Pour la 5e fois, les députés français, comme un seul homme – ou presque – reconduisent au son de François nous voilà l’état d’urgence. Ce régime, à l’origine prévu comme un régime d’exception pour une situation exceptionnelle, en l’occurrence la guerre d’Algérie, dure depuis le 13 novembre 2015 et les attentats de Paris. A ce rythme, ce n’est plus un régime d’exception, mais un mode de gouvernance, contre la légalité normale, contre les principes de l’état de droit démocratique. Or, la menace terroriste n’est pas prête à disparaître prochainement, donc soit nos gouvernants – et pas uniquement le Gouvernement – sont aptes à relever le défi, faire ce pour quoi ils sont nommés ou élus, soit ils sont dépassés par la situation et ils doivent se retirer. L’époque ne peut se permettre le parasitage politique.
L’Assemblée nationale vient de voter à une écrasante majorité la 5e reconduite de l’état d’urgence. Par 238 voix contre 32 et 5 abstentions. Jeudi, le texte devrait être voté au Sénat. Comme l’écrit Le Monde:
Seuls les députés Front de gauche, les écologistes contestataires et une poignée de députés Les Républicains se sont prononcés contre le projet de loi.
Autrement dit, seule une poignée de marginaux n’ont pas répondu présent à l’appel de la République…
Pourtant la prolongation de ce régime d’exception montre l’impasse dans laquelle s’est enferrée nos gouvernants et représentants: l’état d’urgence ne peut être efficace que pour réagir face à une menace concrète, identifiée et délimitée. Or, le terrorisme n’est pas une menace “délimitée” et temporaire, c’est une menace qui découle de notre politique. L’état d’urgence est inapte à régler cette menace. Pour cela, il faut gouverner. Pour cela, il faudrait des hommes politiques.
L’impasse institutionnelle
L’état d’urgence a été instauré pour permettre aux forces de l’ordre de réagir rapidement et efficacement suite aux attentats de Paris. Puis, avoir des instruments permettant de dépasser les contraintes de la légalité normale est agréable, l’on y prend goût … si l’on n’y prend garde.
Il a donc été reconduit une première fois, afin de mener à terme les mesures prises. Ensuite … ensuite il y eut l’Euro et le Tour de France. Ici, la logique commence à sérieusement crisser. La situation est telle qu’elle nécessite la mise en place d’une législation d’exception, donc portant atteinte aux libertés publiques et aux droits qui sont la clé de voûte de l’état de droit démocratique.
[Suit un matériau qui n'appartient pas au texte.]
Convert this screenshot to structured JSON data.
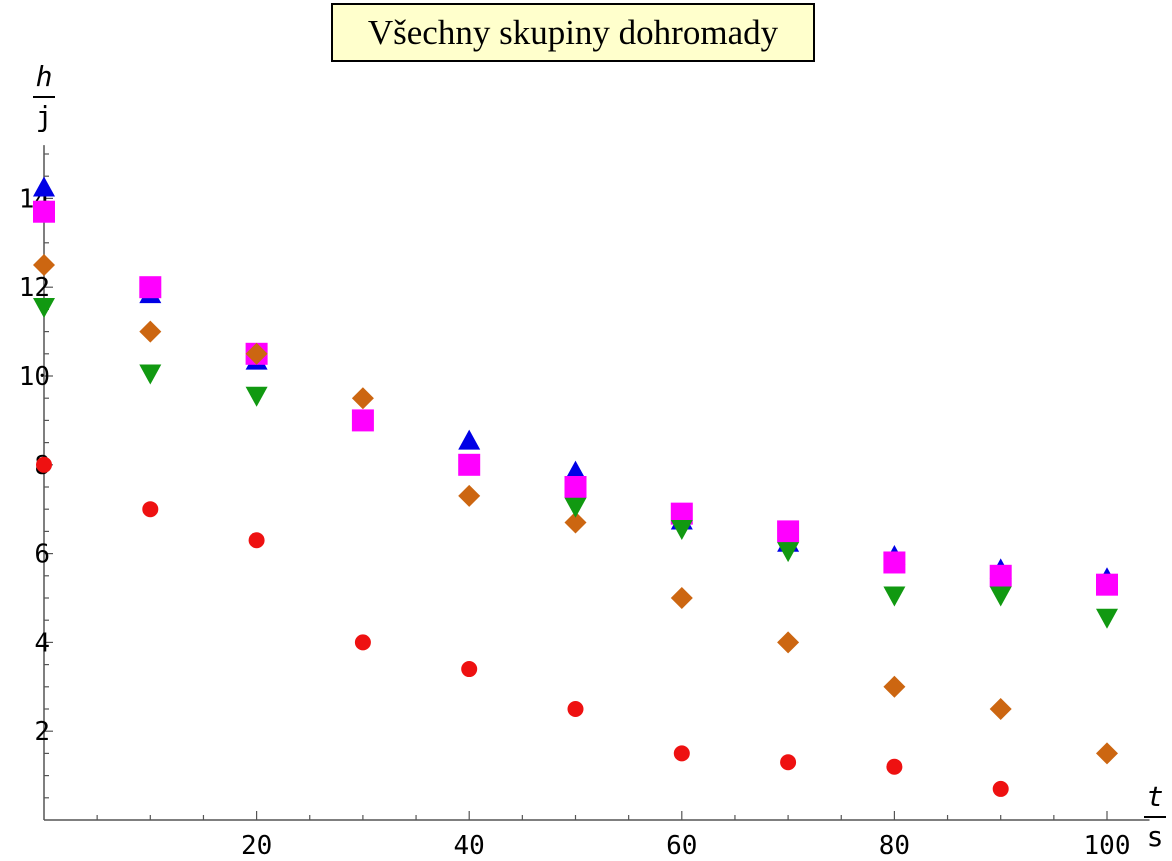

En même temps, l’on organise l’Euro, le Tour de France, l’on regarde avec bienveillance Nuit debout … C’est déjà totalement illogique.
Finalement, en juillet, l’on veut mettre un terme à cet état d’exception, toutes les déclarations sont faites devant les petits écrans nationaux … et les mesures de sécurité pour le moins spartiates à Nice montrent la facilité avec laquelle il est possible à chaque extrémiste de commettre un attentat. La population est sous le choc, l’Etat a failli. L’état d’urgence est donc reconduit, dernier remède disponible contre la jambe de bois.
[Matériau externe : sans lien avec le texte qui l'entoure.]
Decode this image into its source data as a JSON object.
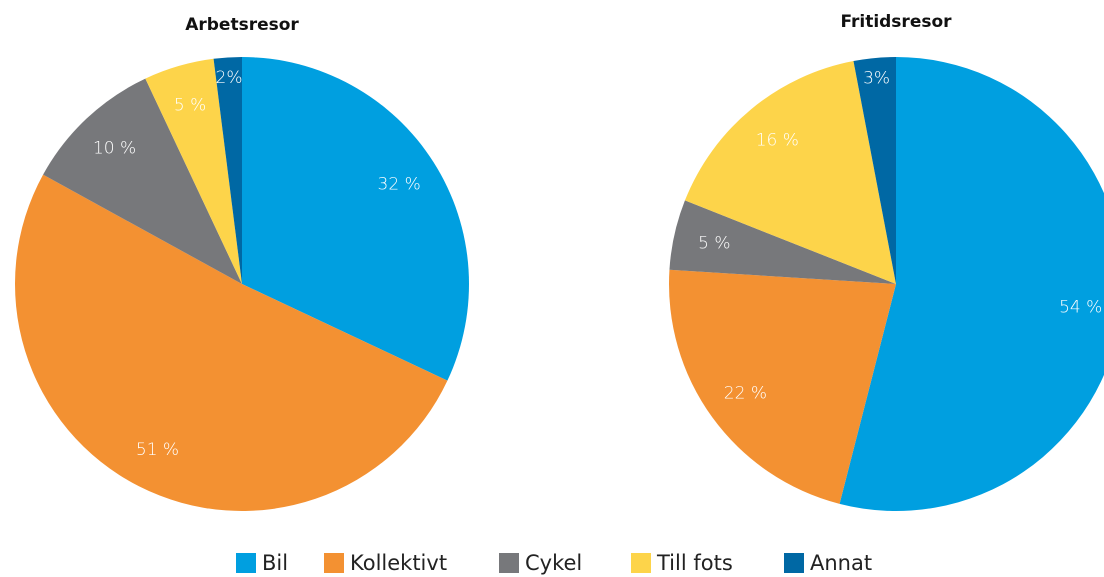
{
  "chart_data": [
    {
      "type": "pie",
      "title": "Arbetsresor",
      "categories": [
        "Bil",
        "Kollektivt",
        "Cykel",
        "Till fots",
        "Annat"
      ],
      "values": [
        32,
        51,
        10,
        5,
        2
      ],
      "value_labels": [
        "32 %",
        "51 %",
        "10 %",
        "5 %",
        "2%"
      ],
      "colors": [
        "#009fe0",
        "#f39132",
        "#77787b",
        "#fdd44a",
        "#0068a4"
      ]
    },
    {
      "type": "pie",
      "title": "Fritidsresor",
      "categories": [
        "Bil",
        "Kollektivt",
        "Cykel",
        "Till fots",
        "Annat"
      ],
      "values": [
        54,
        22,
        5,
        16,
        3
      ],
      "value_labels": [
        "54 %",
        "22 %",
        "5 %",
        "16 %",
        "3%"
      ],
      "colors": [
        "#009fe0",
        "#f39132",
        "#77787b",
        "#fdd44a",
        "#0068a4"
      ]
    }
  ]
}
Il devient ainsi un mode de gouvernance, faute d’être une solution.
L’impasse politique
Maintenant, les politiques ont simplement peur de le lever et surtout de prendre la responsabilité de l’annoncer. Comme si annoncer allait provoquer un nouvel attentat.
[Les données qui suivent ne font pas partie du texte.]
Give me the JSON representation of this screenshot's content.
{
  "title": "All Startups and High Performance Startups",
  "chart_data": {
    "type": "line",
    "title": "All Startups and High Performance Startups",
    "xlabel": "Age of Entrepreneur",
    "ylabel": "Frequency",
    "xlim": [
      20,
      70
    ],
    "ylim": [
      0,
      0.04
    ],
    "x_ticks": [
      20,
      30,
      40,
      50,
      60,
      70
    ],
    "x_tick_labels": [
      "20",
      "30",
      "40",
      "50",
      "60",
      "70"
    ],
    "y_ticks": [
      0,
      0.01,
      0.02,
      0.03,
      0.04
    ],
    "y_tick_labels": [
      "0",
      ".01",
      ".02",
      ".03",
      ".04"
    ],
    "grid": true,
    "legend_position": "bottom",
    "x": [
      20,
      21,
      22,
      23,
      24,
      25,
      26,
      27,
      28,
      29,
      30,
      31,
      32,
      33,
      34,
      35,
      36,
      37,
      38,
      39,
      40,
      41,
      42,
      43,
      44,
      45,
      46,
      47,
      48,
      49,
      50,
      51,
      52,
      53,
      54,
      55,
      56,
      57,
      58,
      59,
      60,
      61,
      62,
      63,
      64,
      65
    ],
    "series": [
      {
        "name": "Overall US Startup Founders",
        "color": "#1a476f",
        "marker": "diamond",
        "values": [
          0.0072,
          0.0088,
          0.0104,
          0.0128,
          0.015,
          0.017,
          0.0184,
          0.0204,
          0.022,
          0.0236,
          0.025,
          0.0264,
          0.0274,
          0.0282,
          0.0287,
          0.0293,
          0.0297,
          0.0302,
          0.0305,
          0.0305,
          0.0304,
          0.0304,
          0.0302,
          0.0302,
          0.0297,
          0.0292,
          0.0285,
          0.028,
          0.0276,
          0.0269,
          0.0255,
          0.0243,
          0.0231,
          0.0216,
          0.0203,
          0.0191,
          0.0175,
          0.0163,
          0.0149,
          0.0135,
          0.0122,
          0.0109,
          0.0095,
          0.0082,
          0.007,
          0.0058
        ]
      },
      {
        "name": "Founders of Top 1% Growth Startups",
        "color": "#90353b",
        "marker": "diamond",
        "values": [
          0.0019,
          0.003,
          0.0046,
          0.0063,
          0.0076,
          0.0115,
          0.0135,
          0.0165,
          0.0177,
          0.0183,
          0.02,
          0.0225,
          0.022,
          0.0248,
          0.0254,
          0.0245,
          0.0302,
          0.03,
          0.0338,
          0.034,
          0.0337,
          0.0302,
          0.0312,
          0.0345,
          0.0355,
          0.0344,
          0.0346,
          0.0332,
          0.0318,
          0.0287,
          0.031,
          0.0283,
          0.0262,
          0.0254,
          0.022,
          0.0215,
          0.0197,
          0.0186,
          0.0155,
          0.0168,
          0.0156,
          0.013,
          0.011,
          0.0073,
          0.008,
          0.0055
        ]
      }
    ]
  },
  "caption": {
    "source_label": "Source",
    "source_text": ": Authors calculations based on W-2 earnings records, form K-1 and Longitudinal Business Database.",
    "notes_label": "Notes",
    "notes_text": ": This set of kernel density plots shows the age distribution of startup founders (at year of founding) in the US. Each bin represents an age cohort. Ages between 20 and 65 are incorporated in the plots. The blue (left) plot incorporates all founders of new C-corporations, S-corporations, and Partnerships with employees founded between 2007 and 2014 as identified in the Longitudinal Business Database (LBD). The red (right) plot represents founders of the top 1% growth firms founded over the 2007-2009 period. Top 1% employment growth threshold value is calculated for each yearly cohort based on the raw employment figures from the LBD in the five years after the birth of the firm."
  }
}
Nos politiques ont peur de gouverner et de prendre leur responsabilité. Et ils l’affirment:
La prolongation jusqu’au 15 juillet permettra « d’enjamber » la présidentielle d’avril-mai et les législatives de juin afin de laisser le soin à un nouveau gouvernement de décider – ou non – d’une sortie de ce dispositif.
Si les membres du Gouvernement, si les élus nationaux, ont peur de prendre leurs responsabilités et la reporte sur les épaules putatives du prochain Gouvernement, ils ne remplissent pas leur fonction. Ni leurs obligations. Ils sont en place pour gouverner, qu’ils gouvernent conformément à la légalité en place et non en ayant peur des modes démocratiques. Il y aura toujours une raison pour prolonger la législation d’exception, seule la volonté politique peut permettre de revenir à une situation normale. Et sur le plan procédurale et en ce qui concerne le rétablissement d’une politique nationale qui soit conforme aux intérêts nationaux.
Ce déni de gouvernance est un déni démocratique.